Forensic psychiatrist may answer for tell-all book
AN INVESTIGATION into a book written by former forensic psychiatrist Donald Grant on discussions he had with 10 Queensland killers has found there is an "arguable case" that his actions may amount to professional misconduct.
The book Killer Instinct was launched in 2018, based on psychiatric reports Dr Grant had written after interviewing murderers for court proceedings.
Dr Grant's use of confidential reports has been investigated by the Office of the Health Ombudsman and the Crime and Corruption Commission and a hearing of the Mental Health Court confirmed the documents were not for public consumption.
The Courier-Mail can reveal the matter, which investigated his publishing of discussions with 10 killers, has been referred to the Director of Proceedings under Section 90A of the Health Ombudsman's Act 2013.
It means proceedings could be launched against Dr Grant in the Queensland Civil and Administrative Tribunal.
The release of the book upset Sonia Anderson, whose 22-year-old daughter Bianca Faith Girven was murdered in 2010 by her abusive partner.
Dr Grant wrote a chapter from interviews with killer Rhys Austin who was found to be of unsound mind when he strangled Ms Girven to death.
Information Ms Anderson had never been told - including what Austin claimed were Ms Girven's last words - was in the book.
Ms Anderson was distraught when she confronted Dr Grant at his book launch and vowed to take the matter to authorities.
She described her emotional confrontation with the psychiatrist - where she protested his release of information she'd not been allowed to access - as "one of the worst days of my life".
"My daughter's murder was made into this great little yarn.
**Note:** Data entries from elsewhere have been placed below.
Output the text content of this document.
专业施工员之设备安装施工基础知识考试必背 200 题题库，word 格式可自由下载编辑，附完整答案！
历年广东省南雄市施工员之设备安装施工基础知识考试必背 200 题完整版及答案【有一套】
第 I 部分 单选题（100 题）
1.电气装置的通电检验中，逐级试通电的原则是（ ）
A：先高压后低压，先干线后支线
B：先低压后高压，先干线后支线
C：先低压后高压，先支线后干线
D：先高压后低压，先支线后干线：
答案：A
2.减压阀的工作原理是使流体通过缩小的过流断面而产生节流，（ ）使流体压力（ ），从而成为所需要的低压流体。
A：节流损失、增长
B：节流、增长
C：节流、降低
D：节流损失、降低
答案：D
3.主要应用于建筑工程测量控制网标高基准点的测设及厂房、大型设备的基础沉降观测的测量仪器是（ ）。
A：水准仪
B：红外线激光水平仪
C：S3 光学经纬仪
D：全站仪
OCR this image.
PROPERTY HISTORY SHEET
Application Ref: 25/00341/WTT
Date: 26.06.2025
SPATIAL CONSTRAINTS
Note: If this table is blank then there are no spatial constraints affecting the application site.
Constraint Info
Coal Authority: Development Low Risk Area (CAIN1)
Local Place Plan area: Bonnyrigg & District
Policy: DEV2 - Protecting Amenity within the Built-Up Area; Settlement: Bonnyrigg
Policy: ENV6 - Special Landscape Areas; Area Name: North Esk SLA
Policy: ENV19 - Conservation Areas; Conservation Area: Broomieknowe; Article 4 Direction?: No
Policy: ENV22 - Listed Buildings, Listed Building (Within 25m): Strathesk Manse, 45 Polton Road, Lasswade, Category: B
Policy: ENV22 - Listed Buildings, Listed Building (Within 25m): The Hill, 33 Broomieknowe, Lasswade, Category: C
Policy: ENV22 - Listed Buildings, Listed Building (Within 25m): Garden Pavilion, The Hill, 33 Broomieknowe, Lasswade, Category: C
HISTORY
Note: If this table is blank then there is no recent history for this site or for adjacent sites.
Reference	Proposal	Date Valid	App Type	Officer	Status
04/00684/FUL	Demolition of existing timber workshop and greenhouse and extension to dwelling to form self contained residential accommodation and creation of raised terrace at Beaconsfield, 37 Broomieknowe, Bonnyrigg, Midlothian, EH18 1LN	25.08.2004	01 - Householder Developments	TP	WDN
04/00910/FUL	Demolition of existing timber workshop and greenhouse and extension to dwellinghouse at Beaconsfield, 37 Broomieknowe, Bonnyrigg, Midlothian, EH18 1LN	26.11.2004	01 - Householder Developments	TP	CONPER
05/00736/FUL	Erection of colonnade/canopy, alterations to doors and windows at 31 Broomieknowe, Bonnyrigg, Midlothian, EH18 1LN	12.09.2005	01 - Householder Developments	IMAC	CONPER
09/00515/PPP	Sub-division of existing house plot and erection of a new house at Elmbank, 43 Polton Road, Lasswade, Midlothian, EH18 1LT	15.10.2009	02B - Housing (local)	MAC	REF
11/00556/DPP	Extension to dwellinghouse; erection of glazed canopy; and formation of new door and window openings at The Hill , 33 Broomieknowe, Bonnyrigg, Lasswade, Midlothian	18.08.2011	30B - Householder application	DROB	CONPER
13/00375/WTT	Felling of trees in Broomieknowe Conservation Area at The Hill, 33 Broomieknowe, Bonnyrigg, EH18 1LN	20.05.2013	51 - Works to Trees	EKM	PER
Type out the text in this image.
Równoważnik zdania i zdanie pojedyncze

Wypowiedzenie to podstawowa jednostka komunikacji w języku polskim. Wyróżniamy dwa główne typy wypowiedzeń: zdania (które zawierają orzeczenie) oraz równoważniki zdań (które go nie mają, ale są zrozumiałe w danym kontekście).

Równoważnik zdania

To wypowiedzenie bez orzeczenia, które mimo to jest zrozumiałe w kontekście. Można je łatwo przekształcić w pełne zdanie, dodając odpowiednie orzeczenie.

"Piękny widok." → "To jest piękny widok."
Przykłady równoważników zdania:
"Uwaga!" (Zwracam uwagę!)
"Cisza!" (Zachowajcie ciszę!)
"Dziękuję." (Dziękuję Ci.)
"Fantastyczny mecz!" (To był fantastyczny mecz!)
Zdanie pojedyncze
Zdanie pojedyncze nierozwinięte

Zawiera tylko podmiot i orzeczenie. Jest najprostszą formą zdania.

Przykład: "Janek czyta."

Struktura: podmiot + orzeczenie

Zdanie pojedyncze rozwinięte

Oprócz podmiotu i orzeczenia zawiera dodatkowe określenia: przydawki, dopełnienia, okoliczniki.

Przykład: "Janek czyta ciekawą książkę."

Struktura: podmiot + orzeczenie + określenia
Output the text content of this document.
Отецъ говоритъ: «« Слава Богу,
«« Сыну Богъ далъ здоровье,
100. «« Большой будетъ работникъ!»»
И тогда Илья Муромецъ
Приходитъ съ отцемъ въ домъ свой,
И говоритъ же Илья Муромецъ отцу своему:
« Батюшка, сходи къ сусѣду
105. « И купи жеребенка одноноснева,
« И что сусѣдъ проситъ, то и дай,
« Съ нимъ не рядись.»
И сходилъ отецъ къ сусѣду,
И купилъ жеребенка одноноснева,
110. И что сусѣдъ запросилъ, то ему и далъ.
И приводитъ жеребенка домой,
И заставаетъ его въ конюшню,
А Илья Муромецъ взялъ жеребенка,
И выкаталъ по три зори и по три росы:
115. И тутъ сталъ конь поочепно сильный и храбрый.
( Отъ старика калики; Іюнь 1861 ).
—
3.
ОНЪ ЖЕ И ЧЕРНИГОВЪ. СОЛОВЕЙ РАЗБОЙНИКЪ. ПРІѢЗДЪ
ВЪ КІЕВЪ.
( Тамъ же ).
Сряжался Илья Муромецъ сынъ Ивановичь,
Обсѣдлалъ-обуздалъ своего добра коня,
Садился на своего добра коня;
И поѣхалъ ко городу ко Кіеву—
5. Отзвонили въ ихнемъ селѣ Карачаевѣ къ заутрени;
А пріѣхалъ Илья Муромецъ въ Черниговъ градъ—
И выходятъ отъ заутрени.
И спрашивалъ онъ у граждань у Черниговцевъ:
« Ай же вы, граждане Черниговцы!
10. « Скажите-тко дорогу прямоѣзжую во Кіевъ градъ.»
My head was exploding. I couldn't stop shaking," Ms Anderson said.
She has now been sent an update from the Office of the Health Ombudsman informing her it had "determined that there is an arguable case that Dr Grant's conduct may amount to professional misconduct".
"They've obviously taken this exceptionally seriously," she said.
"In my opinion, the outcome here has to be that any person can speak to a psychiatrist and not expect it will end up sensationalised in a book.
"He said in his own words at the book launch it was fascinating material."
A Queensland Health spokesman said: "We share Ms Anderson's concern that the information was inappropriately shared with the public, and without regard for the family."
Dr Grant's publisher Melbourne University Publishing did not respond when contacted for comment.